Lì ci stiamo dentro tutti, i miei avi e i suoi, Davide e la sua Galatea, Giancarlo che progetta palazzi non certo per la gloria dei mattoni, io che scrivo poesie a donne diverse da quelle a cui le invio. E quelli dei petardini? Quelli della “mogliettinacaramettitilegiarrettiere”? Quelli della nuova automobile turbo più lucida del loro cervello? Quelli che si torturano ore e ore al sole per sentirsi più belli? Sono tutti feticisti oppure io non ho capito niente del feticismo!» Non ho capito niente io, ovviamente, ma questo non l’ho ammesso davanti alla psicologa. Lei si riferiva al superamento di una certa soglia di feticismo “fisiologico”, credo, e uno che sta creando una donna nel suo laboratorio si trova ben oltre, mentre una commissione faziosa per natura che avalla tale comportamento si trova anch’essa al di là delle consuetudini di un rapporto d’amicizia, intesa come tendenza alla comunione dei sentimenti negli eventi.
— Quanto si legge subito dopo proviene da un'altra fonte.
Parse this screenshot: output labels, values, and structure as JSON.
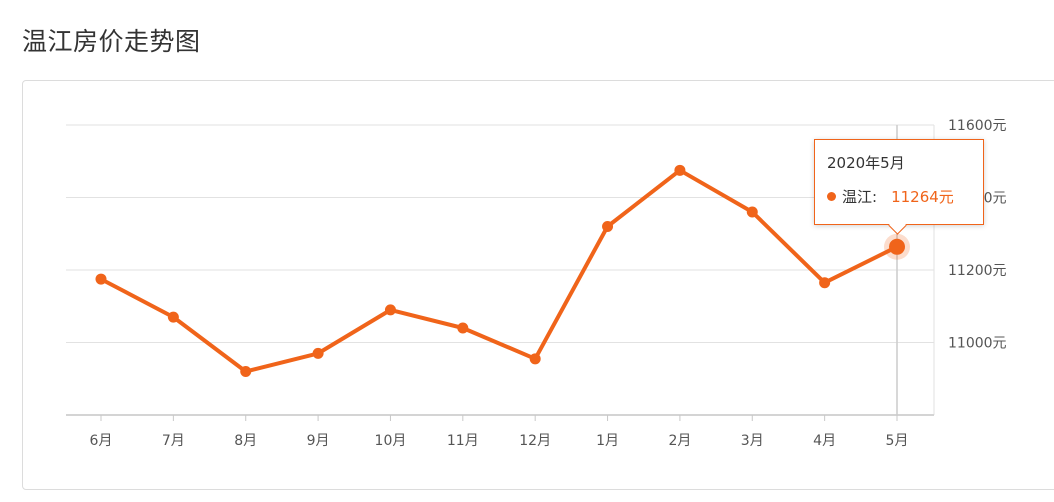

Infatti, si trova precisamente nella comunione dei sentimenti. Proprio lì.
E lei intanto cresce, lei tace e cresce nel laboratorio di Pape. Non parla. Forse non parlerà mai.
Tempo fa sono capitato in una bufera di solitudine e ho tentato banalmente di aggrapparmi a una qualche figura femminile del mio passato. A differenza di altre volte, però, ho cercato delle parole, il ricordo di una frase rivoltami da una donna. Ebbene, non ho trovato un fico secco, niente di niente, nemmeno un monosillabo che mi si fosse depositato dentro. Sono d’accordo che in certi momenti torbidi non si può pretendere di trovare al primo colpo dentro se stessi ciò che si sta cercando. E posso pure credere di non averle mai ascoltate veramente, queste donne, cioè che sia stato io sordo e non loro mute, come sembrerebbe.
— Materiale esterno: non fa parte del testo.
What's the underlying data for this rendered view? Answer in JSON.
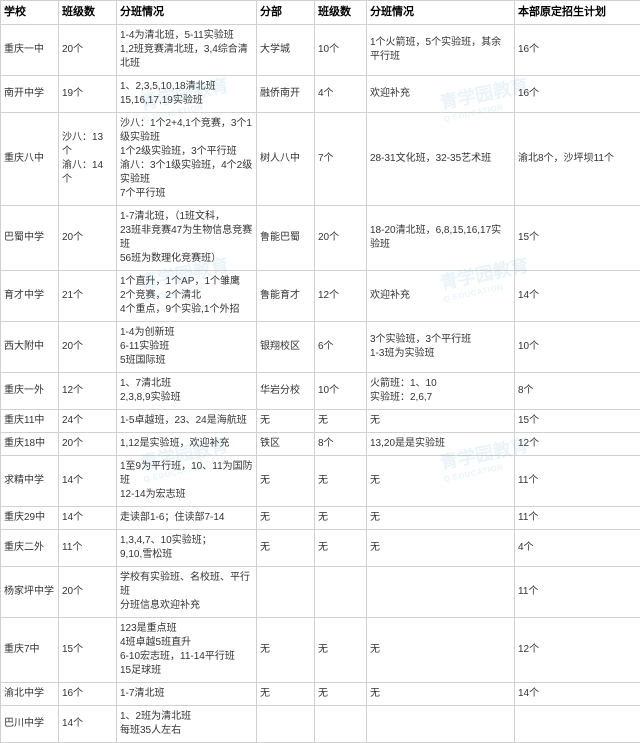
{
  "headers": [
    "学校",
    "班级数",
    "分班情况",
    "分部",
    "班级数",
    "分班情况",
    "本部原定招生计划"
  ],
  "rows": [
    [
      "重庆一中",
      "20个",
      "1-4为清北班，5-11实验班\n1,2班竞赛清北班，3,4综合清北班",
      "大学城",
      "10个",
      "1个火箭班，5个实验班，其余平行班",
      "16个"
    ],
    [
      "南开中学",
      "19个",
      "1、2,3,5,10,18清北班\n15,16,17,19实验班",
      "融侨南开",
      "4个",
      "欢迎补充",
      "16个"
    ],
    [
      "重庆八中",
      "沙八：13个\n渝八：14个",
      "沙八：1个2+4,1个竞赛，3个1级实验班\n1个2级实验班，3个平行班\n渝八：3个1级实验班，4个2级实验班\n7个平行班",
      "树人八中",
      "7个",
      "28-31文化班，32-35艺术班",
      "渝北8个，沙坪坝11个"
    ],
    [
      "巴蜀中学",
      "20个",
      "1-7清北班，（1班文科，\n23班非竞赛47为生物信息竞赛班\n56班为数理化竞赛班）",
      "鲁能巴蜀",
      "20个",
      "18-20清北班，6,8,15,16,17实验班",
      "15个"
    ],
    [
      "育才中学",
      "21个",
      "1个直升，1个AP，1个雏鹰\n2个竞赛，2个清北\n4个重点，9个实验,1个外招",
      "鲁能育才",
      "12个",
      "欢迎补充",
      "14个"
    ],
    [
      "西大附中",
      "20个",
      "1-4为创新班\n6-11实验班\n5班国际班",
      "银翔校区",
      "6个",
      "3个实验班，3个平行班\n1-3班为实验班",
      "10个"
    ],
    [
      "重庆一外",
      "12个",
      "1、7清北班\n2,3,8,9实验班",
      "华岩分校",
      "10个",
      "火箭班：1、10\n实验班：2,6,7",
      "8个"
    ],
    [
      "重庆11中",
      "24个",
      "1-5卓越班，23、24是海航班",
      "无",
      "无",
      "无",
      "15个"
    ],
    [
      "重庆18中",
      "20个",
      "1,12是实验班，欢迎补充",
      "铁区",
      "8个",
      "13,20是是实验班",
      "12个"
    ],
    [
      "求精中学",
      "14个",
      "1至9为平行班，10、11为国防班\n12-14为宏志班",
      "无",
      "无",
      "无",
      "11个"
    ],
    [
      "重庆29中",
      "14个",
      "走读部1-6；住读部7-14",
      "无",
      "无",
      "无",
      "11个"
    ],
    [
      "重庆二外",
      "11个",
      "1,3,4,7、10实验班；\n9,10,雪松班",
      "无",
      "无",
      "无",
      "4个"
    ],
    [
      "杨家坪中学",
      "20个",
      "学校有实验班、名校班、平行班\n分班信息欢迎补充",
      "",
      "",
      "",
      "11个"
    ],
    [
      "重庆7中",
      "15个",
      "123是重点班\n4班卓越5班直升\n6-10宏志班，11-14平行班\n15足球班",
      "无",
      "无",
      "无",
      "12个"
    ],
    [
      "渝北中学",
      "16个",
      "1-7清北班",
      "无",
      "无",
      "无",
      "14个"
    ],
    [
      "巴川中学",
      "14个",
      "1、2班为清北班\n每班35人左右",
      "",
      "",
      "",
      ""
    ]
  ],
  "watermark": {
    "main": "青学园教育",
    "sub": "Q.EDUCATION"
  }
}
Ma preferisco adottare la precauzione di conservare una riserva in proposito. E poi la bufera mi ha ridotto abbastanza male da permettermi il lusso di prendermela con qualcuno, porca miseria! Ecco, forse anche lei non dirà mai nulla ad un uomo.
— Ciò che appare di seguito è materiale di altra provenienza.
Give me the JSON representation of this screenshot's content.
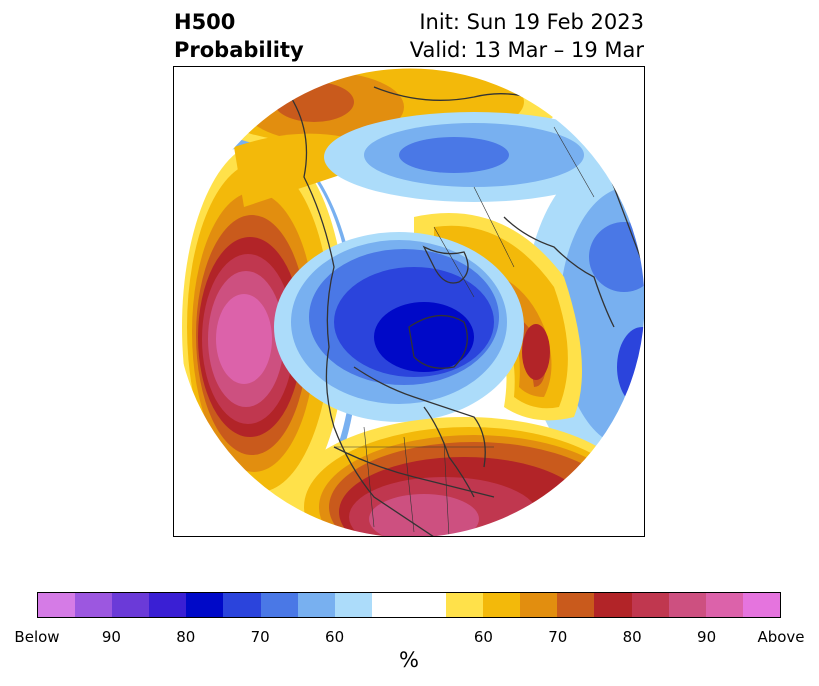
{
  "header": {
    "title_line1": "H500",
    "title_line2": "Probability",
    "init_text": "Init: Sun 19 Feb 2023",
    "valid_text": "Valid: 13 Mar – 19 Mar"
  },
  "colorbar": {
    "unit": "%",
    "tick_labels": [
      "Below",
      "90",
      "80",
      "70",
      "60",
      "60",
      "70",
      "80",
      "90",
      "Above"
    ],
    "colors_below": [
      "#d57be6",
      "#9c57e0",
      "#6b3ad8",
      "#3a1fd4",
      "#0009c8",
      "#2b44dc",
      "#4a78e6",
      "#78b0f0",
      "#acdcfa"
    ],
    "color_neutral": "#ffffff",
    "colors_above": [
      "#ffe14a",
      "#f3b90a",
      "#e28e0f",
      "#c95a1c",
      "#b22428",
      "#c0374f",
      "#cd5080",
      "#dc62aa",
      "#e574de"
    ]
  },
  "map": {
    "projection": "polar-stereographic-north",
    "land_color": "#ffffff",
    "coast_color": "#333333"
  }
}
Un giorno Paperino si sposerà con una bella sposa, impastata con i suoi sentimenti, una sposa in carne e ossa. L’avrà incontrata una sera al lago d’Orta o forse gliel’avrà fatta conoscere qualcuno di noi, forse io, forse un altro che il giorno prima avrebbe voluto ammazzare, tanto gli stava antipatico. Si recheranno insieme al matrimonio di qualche amico e faranno finta di non essere per nulla in procinto di sposarsi. Poi, quando saranno stanchi di fingere, lo faranno anche loro come tutti, come i nostri genitori, come i nostri figli, come quelli dei petardini e di Capodanno. E un giorno uno dei figli di Paperino proporrà ai nostri figli di non accontentarsi, di costruire una grande bomba o, che so io, un grande computer, un grande missile, ma di nascosto, però, «perché se mio padre lo viene a sapere me le suona!».
E noi lo verremo a sapere, Paperino compreso, e gliele suoneremo davvero, a quei disgraziati.